Стекла звенят. Фелиция бежит к нам, обеспокоенная легкими признаками землетрясения. Толстяк напяливает на тыкву свою видавшую виды шляпу.
— Там восемь классных куплетов. Но не буду возбуждать болящих своим пением!
Глава четвертая
В которой я начинаю себя презирать
Усилия Фелиции не пропали даром: к полудню температура немного опускается, но самочувствие такое, будто вашего доблестного Сан-А переехал трамвай. Маман настоятельно уговаривает меня вызвать врача.
Доктор Тео — давний друг нашей семьи. Он помог мне появиться на свет, что само по себе заслуживает награды — не менее ордена Почетного легиона (если бы его уже не наградили раньше за достижения в области национального здравоохранения).
Я сдаюсь, поскольку знаю: маман не перенесет, если доктор воочию не убедится, что через два дня я смогу самостоятельно жевать телячий бифштекс и запрыгнуть на любую птичку, у которой не будет аллергии на мой шарм.
Лекарь живет в трех кварталах от нас и прибегает моментально, будто начал забег с низкого старта. Добродушный толстяк с копной белоснежных волос, очками в тяжелой золотой оправе и отвислыми ушами, доктор Тео действительно знает пульс нашей семьи, как никто другой.
— Как дела, малыш? — обращается он ко мне, так как уже давно потерял счет годам и очень рассеян.
— А я как раз хотел узнать ваше мнение, док!
Он широко улыбается.
Уже одно его присутствие успокаивает растревоженную моей болезнью матушку. Она верит в него, как в Деву Марию Лурдскую.

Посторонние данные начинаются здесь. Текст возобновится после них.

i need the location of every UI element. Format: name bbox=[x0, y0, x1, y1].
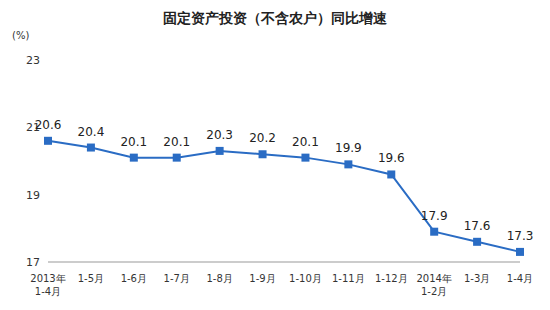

Тео с внимательным видом выслушивает и простукивает меня, как делают теперь только старые врачи. Затем, будто открыл новый закон Ньютона, изрекает вердикт:
— Ангина! Ничего страшного.
Он выписывает самое модное на данный момент лекарство, потом заметно теряет ко мне интерес и принимается весело болтать с Фелицией. Внизу в столовой звонит телефон. Маман идет снять трубку. Когда она возвращается, у нее на лбу написано: «Пожарная тревога!»
— Звонил инспектор Лавуан. Он попросил меня сообщить тебе, что некий Анж Равиоли был убит сегодня ночью.
В мгновение ока я оказываюсь в сидячем положении.
— Что?
И вдруг как рукой сняло всякую боль в горле, температуру, да и в тыкве просветлело. Мигом забываю о присутствии доктора и его распоряжениях. Секунда — и я уже на ногах.
— Ты с ума сошел, Антуан! — вскрикивает Фелиция. — Немедленно ложись в постель…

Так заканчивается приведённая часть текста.